The time-tested mantra of “no system is 100 percent secure” continues to echo in the minds of global users, but that doesn’t mean we’re helpless to defend our networks from the threats of the world. Even though hackers are a clever bunch, we should remain vigilant in our efforts to thwart the next compromise no matter how big or small it may be. If we all agree to be proactive in fortifying our defences, and we actually do so, then we are fulfilling our promise of delivering more secure and reliable services.
On May 14, Microsoft shared the news of a significant vulnerability with their Remote Desktop services. This vulnerability affects operating systems back to Windows XP and Server 2003 and is significant enough for Microsoft to warrant the release of patches to their Update Catalog for these unsupported operating systems.
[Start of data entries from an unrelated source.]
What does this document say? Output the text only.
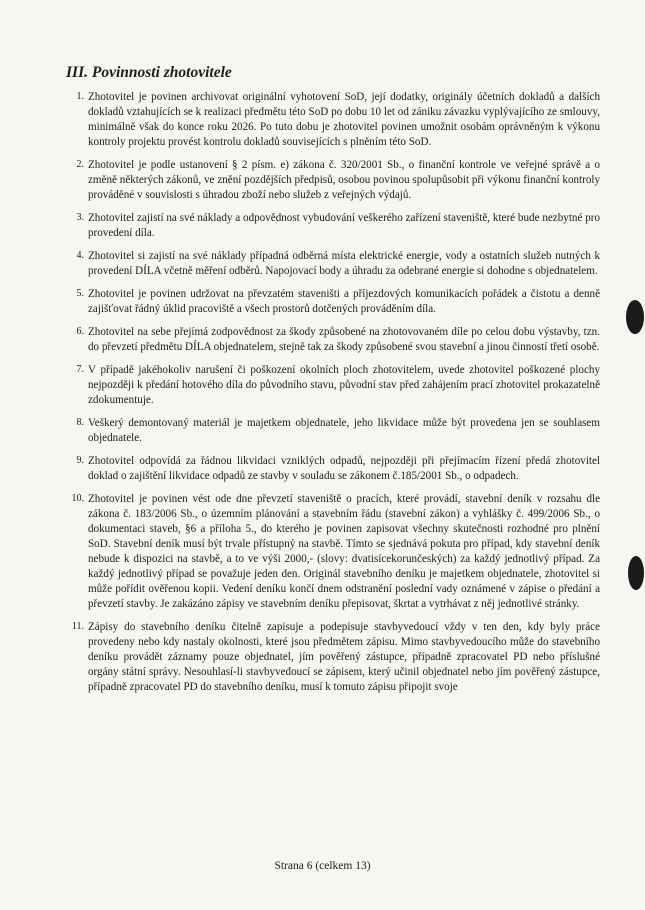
III. Povinnosti zhotovitele
1. Zhotovitel je povinen archivovat originální vyhotovení SoD, její dodatky, originály účetních dokladů a dalších dokladů vztahujících se k realizaci předmětu této SoD po dobu 10 let od zániku závazku vyplývajícího ze smlouvy, minimálně však do konce roku 2026. Po tuto dobu je zhotovitel povinen umožnit osobám oprávněným k výkonu kontroly projektu provést kontrolu dokladů souvisejících s plněním této SoD.
2. Zhotovitel je podle ustanovení § 2 písm. e) zákona č. 320/2001 Sb., o finanční kontrole ve veřejné správě a o změně některých zákonů, ve znění pozdějších předpisů, osobou povinou spolupůsobit při výkonu finanční kontroly prováděné v souvislosti s úhradou zboží nebo služeb z veřejných výdajů.
3. Zhotovitel zajistí na své náklady a odpovědnost vybudování veškerého zařízení staveniště, které bude nezbytné pro provedení díla.
4. Zhotovitel si zajistí na své náklady případná odběrná místa elektrické energie, vody a ostatních služeb nutných k provedení DÍLA včetně měření odběrů. Napojovací body a úhradu za odebrané energie si dohodne s objednatelem.
5. Zhotovitel je povinen udržovat na převzatém staveništi a příjezdových komunikacích pořádek a čistotu a denně zajišťovat řádný úklid pracoviště a všech prostorů dotčených prováděním díla.
6. Zhotovitel na sebe přejímá zodpovědnost za škody způsobené na zhotovovaném díle po celou dobu výstavby, tzn. do převzetí předmětu DÍLA objednatelem, stejně tak za škody způsobené svou stavební a jinou činností třetí osobě.
7. V případě jakéhokoliv narušení či poškození okolních ploch zhotovitelem, uvede zhotovitel poškozené plochy nejpozději k předání hotového díla do původního stavu, původní stav před zahájením prací zhotovitel prokazatelně zdokumentuje.
8. Veškerý demontovaný materiál je majetkem objednatele, jeho likvidace může být provedena jen se souhlasem objednatele.
9. Zhotovitel odpovídá za řádnou likvidaci vzniklých odpadů, nejpozději při přejímacím řízení předá zhotovitel doklad o zajištění likvidace odpadů ze stavby v souladu se zákonem č.185/2001 Sb., o odpadech.
10. Zhotovitel je povinen vést ode dne převzetí staveniště o pracích, které provádí, stavební deník v rozsahu dle zákona č. 183/2006 Sb., o územním plánování a stavebním řádu (stavební zákon) a vyhlášky č. 499/2006 Sb., o dokumentaci staveb, §6 a příloha 5., do kterého je povinen zapisovat všechny skutečnosti rozhodné pro plnění SoD. Stavební deník musí být trvale přístupný na stavbě. Tímto se sjednává pokuta pro případ, kdy stavební deník nebude k dispozici na stavbě, a to ve výši 2000,- (slovy: dvatisícekorunčeských) za každý jednotlivý případ. Za každý jednotlivý případ se považuje jeden den. Originál stavebního deníku je majetkem objednatele, zhotovitel si může pořídit ověřenou kopii. Vedení deníku končí dnem odstranění poslední vady oznámené v zápise o předání a převzetí stavby. Je zakázáno zápisy ve stavebním deníku přepisovat, škrtat a vytrhávat z něj jednotlivé stránky.
11. Zápisy do stavebního deníku čitelně zapisuje a podepisuje stavbyvedoucí vždy v ten den, kdy byly práce provedeny nebo kdy nastaly okolnosti, které jsou předmětem zápisu. Mimo stavbyvedoucího může do stavebního deníku provádět záznamy pouze objednatel, jím pověřený zástupce, případně zpracovatel PD nebo příslušné orgány státní správy. Nesouhlasí-li stavbyvedoucí se zápisem, který učinil objednatel nebo jím pověřený zástupce, případně zpracovatel PD do stavebního deníku, musí k tomuto zápisu připojit svoje
Strana 6 (celkem 13)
But in addition to XP and Server 2003, Windows 7 and Server 2008 are also vulnerable. Fortunately, Windows 8 and Windows 10 are safe.
According to a Microsoft blog post, “this vulnerability is pre-authentication and requires no user interaction” making it “wormable” and feasible for malicious code to rapidly travel from one vulnerable computer to the next. It is also very likely threat actors will write exploitation code to produce an outbreak similar to the now infamous 2017 WannaCry attack, which had its vulnerability and exploit code in the wild months before the outbreak occurred.
Microsoft issued security update CVE-2019-0708 titled “Remote Desktop Services Remote Code Execution Vulnerability” documenting the details and links to the essential patches. Unfortunately this is a manual update process for any out-of-support Windows XP and Server 2003 devices.
This type of development is why we need to reaffirm the importance of migrating devices to Windows 10 or Server 2019 if it is still being considered. Being able to mitigate the threat before it disrupts your business is very important for any business owner.
Now is the time to get ahead of the threat and prevent a repeat of WannaCry. If we are truly delivering on the promise to provide a more secure and reliable service, then all Windows XP, Windows 7, Server 2003 and Server 2008 devices in your business should receive these important updates right now.